The artificial changes to Louisiana Swamp resulted in a lack of floodplain connectivity, homogenization of habitat, and a loss of native species. The Louisiana Swamp is just one piece of important habitat that has been lost along the Lower Columbia River’s system of freshwater tidal floodplains as a result of diking, filling, and installation of flood control structures. Managers estimate that around 70% of natural scrub-shrub habitat in the area has been lost since the early to mid 1900s mainly to clear the way for agriculture. When the land manager, Rick Stonex, approached the SWCD for help with the property, the agency saw an opportunity to restore a crucial piece of habitat back to a natural and ecologically productive state. k The Louisiana Swamp project presented a great opportunity for conservation agencies to partner together to achieve a common goal. The LCRWC submitted an application for funds to the Lower Columbia River Estuary Partnership in February 2013. Funding for the project came from LCEP and an OWEB grant. LCRWC contributed labor and GreenWood Resources Inc. contributed some of the materials for the large wood placement and also agreed to perform future monitoring of the site. US Fish and Wildlife handled all federal permitting for the project and the Oregon Department of Fish and Wildlife performed fish salvage.

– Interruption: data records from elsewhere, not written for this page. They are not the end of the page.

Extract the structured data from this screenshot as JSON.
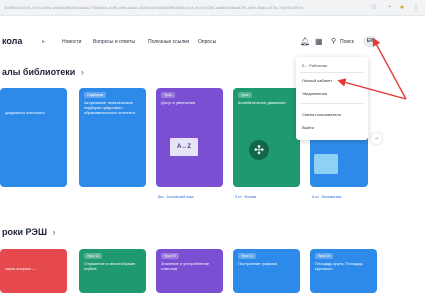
{
  "browser": {
    "url": "3b8f9a11c51b-47c4-b2ea-a9d8ed8f2b1a1aaa-7f2b5a0c-a2f6-4cfa-aa0c-d2a91ca7ad5a58f9d5d8-b1cf-4c19-b23b-ad8f4b2a6ad2f0-a4fb-46aa-a77a-7af2414001b"
  },
  "nav": {
    "logo": "кола",
    "links": [
      "Новости",
      "Вопросы и ответы",
      "Полезные ссылки",
      "Опросы"
    ],
    "search_label": "Поиск",
    "avatar_initials": "ЕК"
  },
  "sections": {
    "library_title": "алы библиотеки",
    "resh_title": "роки РЭШ"
  },
  "library_cards": [
    {
      "badge": "",
      "title": "цифрового ательного",
      "color": "#2e8ae8"
    },
    {
      "badge": "Подборка",
      "title": "Актуальные тематические подборки цифрового образовательного контента",
      "color": "#2e8ae8"
    },
    {
      "badge": "Урок",
      "title": "Досуг и увлечения",
      "color": "#7a4fd1"
    },
    {
      "badge": "Урок",
      "title": "Колебательное движение",
      "color": "#1f9a6e"
    },
    {
      "badge": "",
      "title": "",
      "color": "#2e8ae8"
    }
  ],
  "card_tags": [
    {
      "grade": "8кл",
      "subject": "Английский язык"
    },
    {
      "grade": "9 кл",
      "subject": "Физика"
    },
    {
      "grade": "6 кл",
      "subject": "Математика"
    }
  ],
  "resh_cards": [
    {
      "badge": "",
      "title": "хорзо клоунко —",
      "color": "#e5484d"
    },
    {
      "badge": "Урок 12",
      "title": "Отражение и многообразие гербов",
      "color": "#1f9a6e"
    },
    {
      "badge": "Урок 57",
      "title": "Значение и употребление глаголов",
      "color": "#7a4fd1"
    },
    {
      "badge": "Урок 11",
      "title": "Построение графика",
      "color": "#2e8ae8"
    },
    {
      "badge": "Урок 24",
      "title": "Площадь круга. Площадь кругового",
      "color": "#2e8ae8"
    }
  ],
  "menu": {
    "user_name": "Е... Рабчиева",
    "items": [
      "Личный кабинет",
      "Уведомления",
      "Смена пользователя",
      "Выйти"
    ]
  },
  "icons": {
    "bell": "bell-icon",
    "grid": "grid-icon",
    "search": "search-icon",
    "arrow_next": "arrow-right-icon"
  },
  "annotation": {
    "arrow_color": "#e53935"
  }
}
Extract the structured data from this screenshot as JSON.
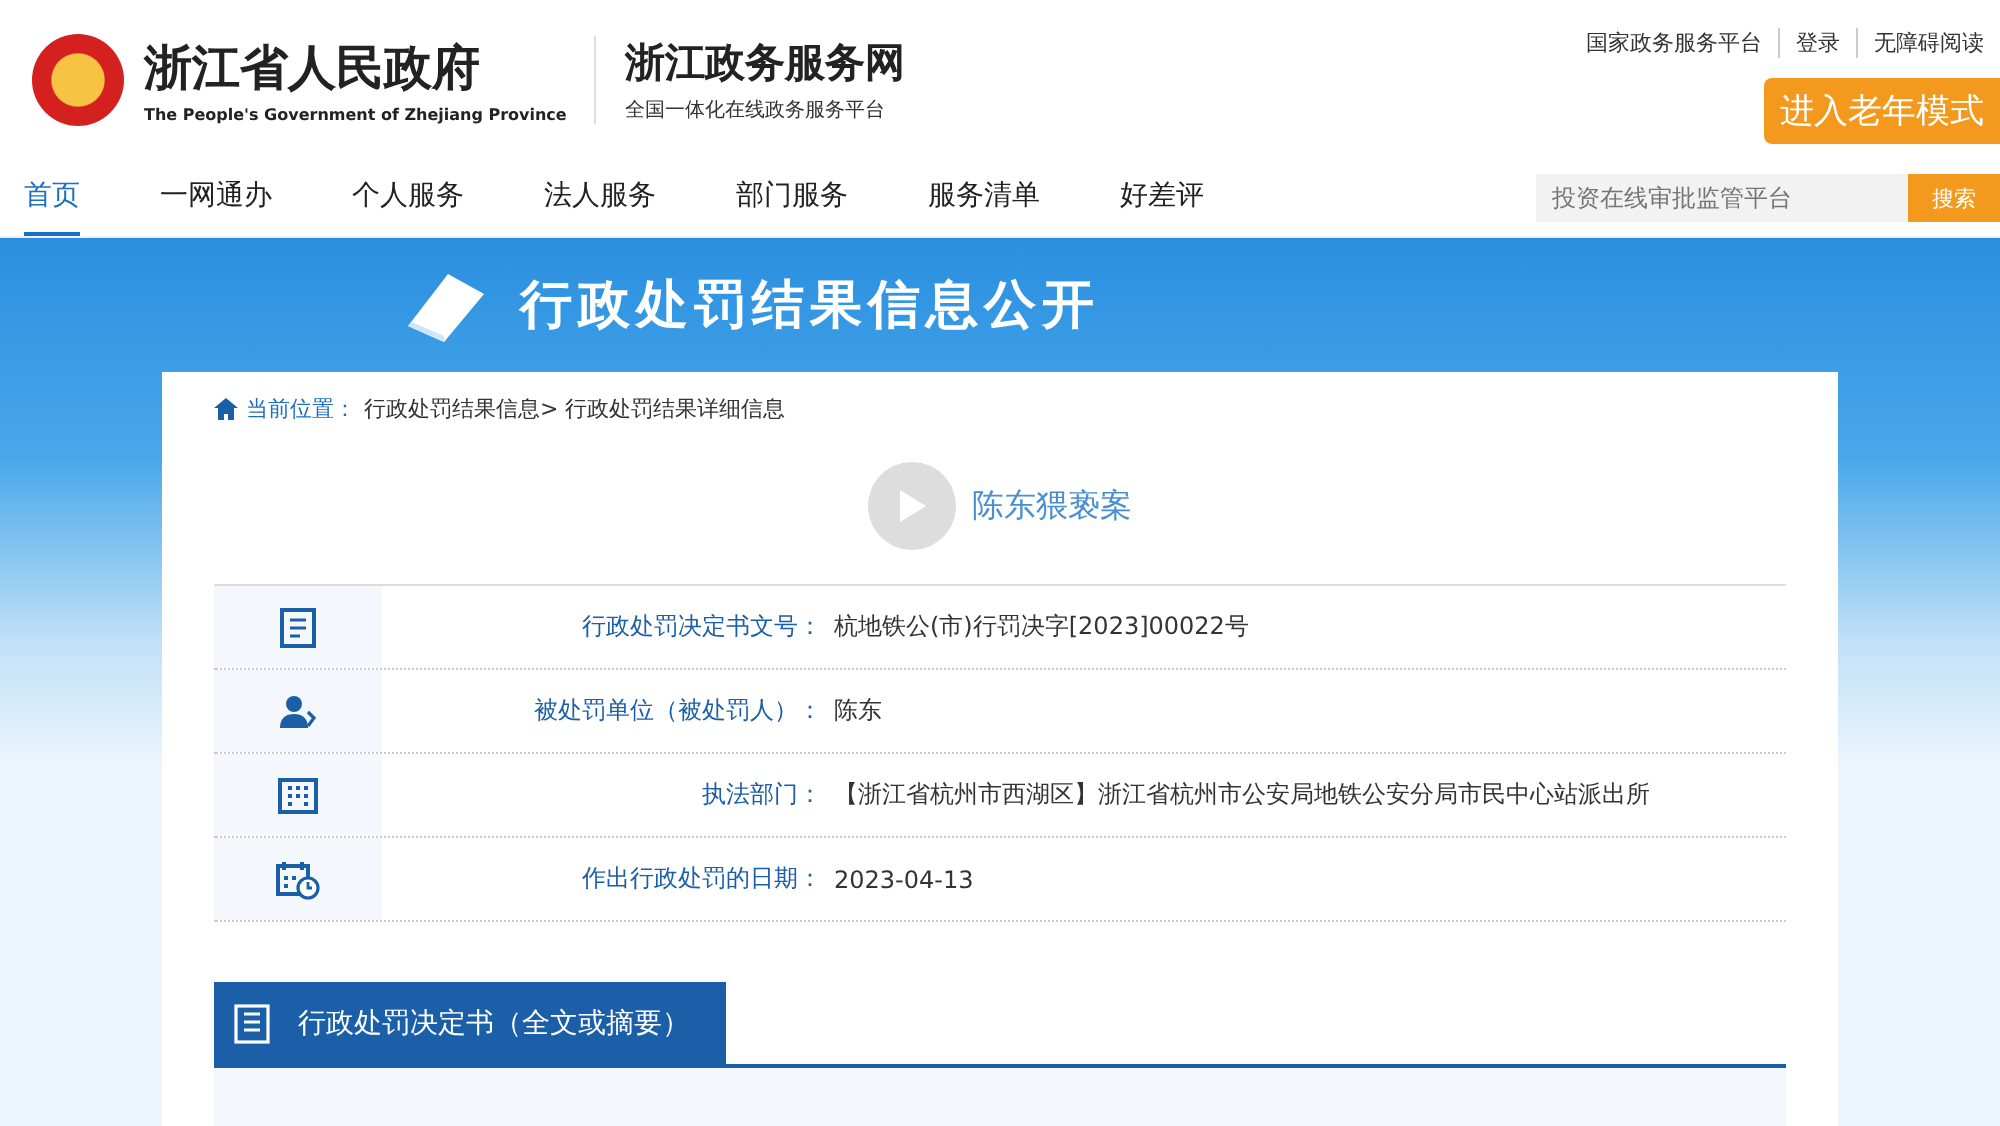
{
  "header": {
    "gov_name": "浙江省人民政府",
    "gov_name_en": "The People's Government of Zhejiang Province",
    "site_name": "浙江政务服务网",
    "site_slogan": "全国一体化在线政务服务平台",
    "top_links": [
      "国家政务服务平台",
      "登录",
      "无障碍阅读"
    ],
    "elder_mode": "进入老年模式"
  },
  "nav": [
    {
      "label": "首页",
      "selected": true
    },
    {
      "label": "一网通办",
      "selected": false
    },
    {
      "label": "个人服务",
      "selected": false
    },
    {
      "label": "法人服务",
      "selected": false
    },
    {
      "label": "部门服务",
      "selected": false
    },
    {
      "label": "服务清单",
      "selected": false
    },
    {
      "label": "好差评",
      "selected": false
    }
  ],
  "search": {
    "placeholder": "投资在线审批监管平台",
    "button": "搜索"
  },
  "banner": {
    "title": "行政处罚结果信息公开"
  },
  "breadcrumb": {
    "label": "当前位置：",
    "path": "行政处罚结果信息> 行政处罚结果详细信息"
  },
  "case_title": "陈东猥亵案",
  "rows": [
    {
      "kind": "document",
      "label": "行政处罚决定书文号：",
      "value": "杭地铁公(市)行罚决字[2023]00022号"
    },
    {
      "kind": "person",
      "label": "被处罚单位（被处罚人）：",
      "value": "陈东"
    },
    {
      "kind": "building",
      "label": "执法部门：",
      "value": "【浙江省杭州市西湖区】浙江省杭州市公安局地铁公安分局市民中心站派出所"
    },
    {
      "kind": "calendar",
      "label": "作出行政处罚的日期：",
      "value": "2023-04-13"
    }
  ],
  "section": {
    "title": "行政处罚决定书（全文或摘要）"
  }
}
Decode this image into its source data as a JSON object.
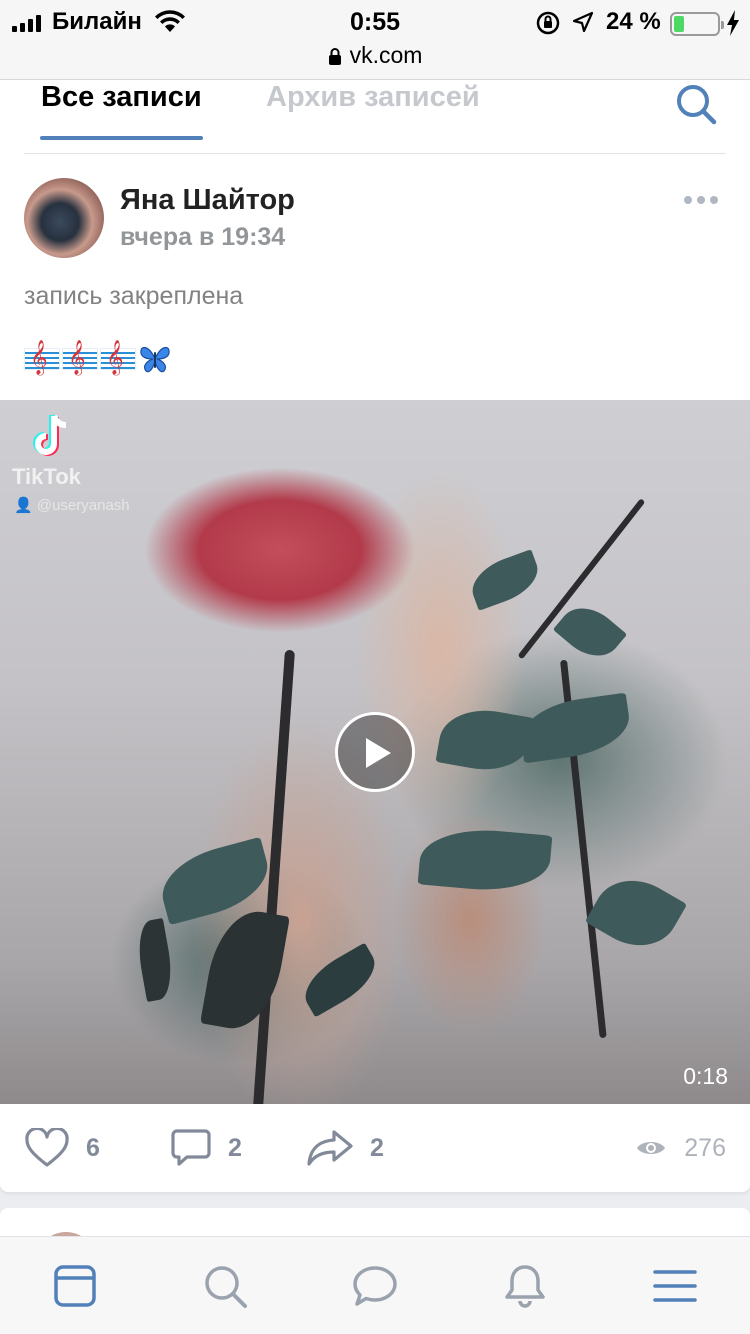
{
  "status_bar": {
    "carrier": "Билайн",
    "time": "0:55",
    "battery_percent_text": "24 %",
    "battery_level": 0.24,
    "url": "vk.com",
    "icons": [
      "signal-icon",
      "wifi-icon",
      "orientation-lock-icon",
      "location-icon",
      "battery-icon",
      "charging-icon",
      "lock-icon"
    ]
  },
  "tabs": {
    "all_posts": "Все записи",
    "archive": "Архив записей",
    "active": "all_posts"
  },
  "post": {
    "author": "Яна Шайтор",
    "time": "вчера в 19:34",
    "pinned_note": "запись закреплена",
    "emoji_line": [
      "🎼",
      "🎼",
      "🎼",
      "🦋"
    ],
    "video": {
      "tiktok_label": "TikTok",
      "tiktok_user": "@useryanash",
      "duration": "0:18"
    },
    "likes": "6",
    "comments": "2",
    "shares": "2",
    "views": "276"
  },
  "colors": {
    "accent": "#5181b8",
    "tab_inactive": "#c5c8cd",
    "meta_gray": "#939699",
    "action_gray": "#828a99"
  },
  "bottom_nav": [
    "news-icon",
    "search-icon",
    "messages-icon",
    "notifications-icon",
    "menu-icon"
  ]
}
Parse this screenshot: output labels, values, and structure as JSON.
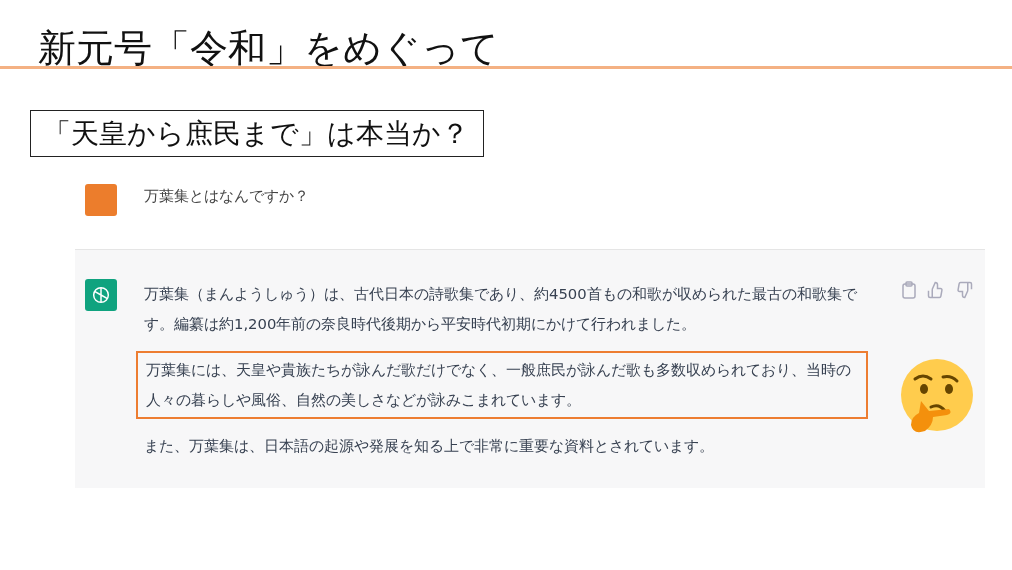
{
  "slide_title": "新元号「令和」をめぐって",
  "subtitle": "「天皇から庶民まで」は本当か？",
  "chat": {
    "messages": [
      {
        "kind": "user",
        "text": "万葉集とはなんですか？"
      },
      {
        "kind": "assistant",
        "paragraphs": [
          {
            "text": "万葉集（まんようしゅう）は、古代日本の詩歌集であり、約4500首もの和歌が収められた最古の和歌集です。編纂は約1,200年前の奈良時代後期から平安時代初期にかけて行われました。",
            "highlighted": false
          },
          {
            "text": "万葉集には、天皇や貴族たちが詠んだ歌だけでなく、一般庶民が詠んだ歌も多数収められており、当時の人々の暮らしや風俗、自然の美しさなどが詠みこまれています。",
            "highlighted": true
          },
          {
            "text": "また、万葉集は、日本語の起源や発展を知る上で非常に重要な資料とされています。",
            "highlighted": false
          }
        ]
      }
    ]
  }
}
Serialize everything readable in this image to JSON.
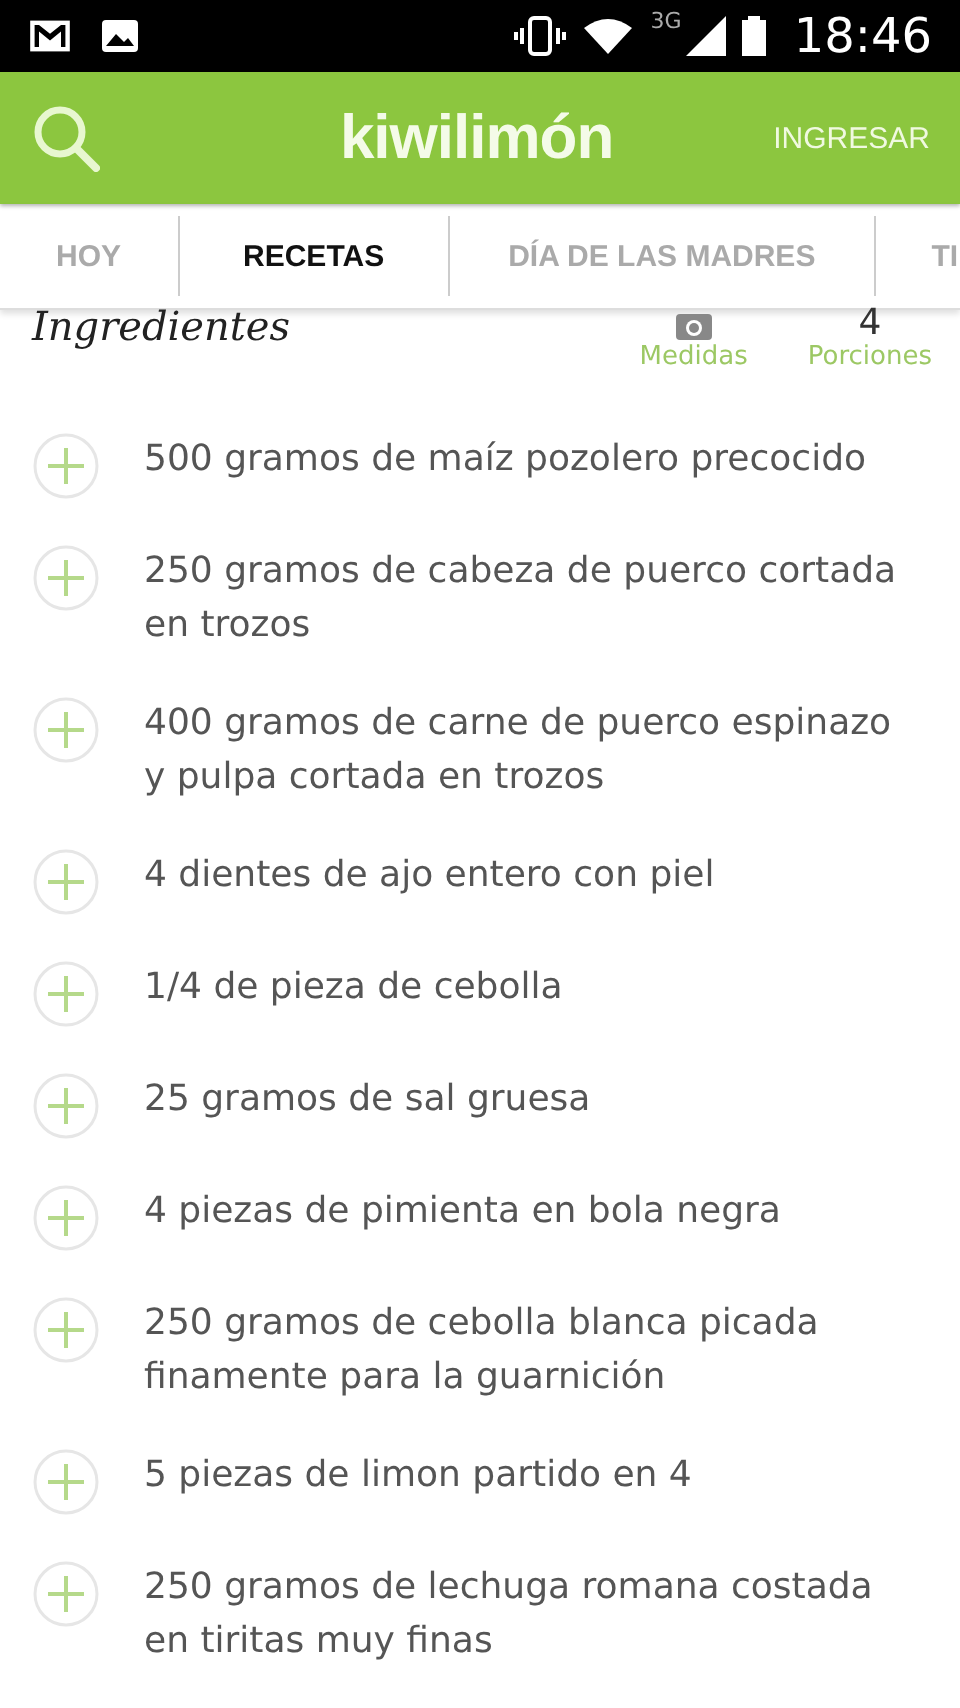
{
  "status_bar": {
    "time": "18:46",
    "network": "3G"
  },
  "header": {
    "logo": "kiwilimón",
    "login": "INGRESAR"
  },
  "tabs": [
    {
      "label": "HOY",
      "selected": false
    },
    {
      "label": "RECETAS",
      "selected": true
    },
    {
      "label": "DÍA DE LAS MADRES",
      "selected": false
    },
    {
      "label": "TI",
      "selected": false
    }
  ],
  "section": {
    "title": "Ingredientes",
    "measures_label": "Medidas",
    "portions_value": "4",
    "portions_label": "Porciones"
  },
  "ingredients": [
    {
      "text": "500 gramos de maíz pozolero precocido"
    },
    {
      "text": "250 gramos de cabeza de puerco cortada en trozos"
    },
    {
      "text": "400 gramos de carne de puerco espinazo y pulpa cortada en trozos"
    },
    {
      "text": "4 dientes de ajo entero con piel"
    },
    {
      "text": "1/4 de pieza de cebolla"
    },
    {
      "text": "25 gramos de sal gruesa"
    },
    {
      "text": "4 piezas de pimienta en bola negra"
    },
    {
      "text": "250 gramos de cebolla blanca picada finamente para la guarnición"
    },
    {
      "text": "5 piezas de limon partido en 4"
    },
    {
      "text": "250 gramos de lechuga romana costada en tiritas muy finas"
    }
  ]
}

In addition to the predicted ecological benefits of this project, there were economic advantages for the local community as well. The project was designed by Lower Columbia Engineering and implemented by a local construction company, Kynsi Construction. All of the large wood purchased for use in restoring in-stream habitat came from Columbia County and all of the native plants were purchased in Vancouver.

The restoration plan included the elimination of the two failing tidal gates that disconnected 35 acres of the property from the other 10 as well as from Westport Slough and prevented fish passage. The plan also called for the restoration of Tandy Creek to its original state, reconnection of floodplains, creation of off-channel habitat, improvement of in-stream habitat with large wood placements, and restoration of the native plant community. Agency workers believed that all of these actions would result in improved rearing and refuge habitat for juvenile salmon as well as quality habitat for many other wildlife species including waterfowl, neotropical and songbirds, beavers, reptiles, amphibians, and deer.

The project was completed in the summer of 2013 with the exception of the planting phase. Managers state that there are approximately 30,000 trees as well as an abundance of herbaceous plants that still need to be planted. With the natural hydrology of the site restored, faulty tidal gates removed, and landowners who are committed to the project’s future success, Louisiana Swamp is expected to become a sanctuary for many wildlife species struggling to survive in a landscape dominated by human manipulation.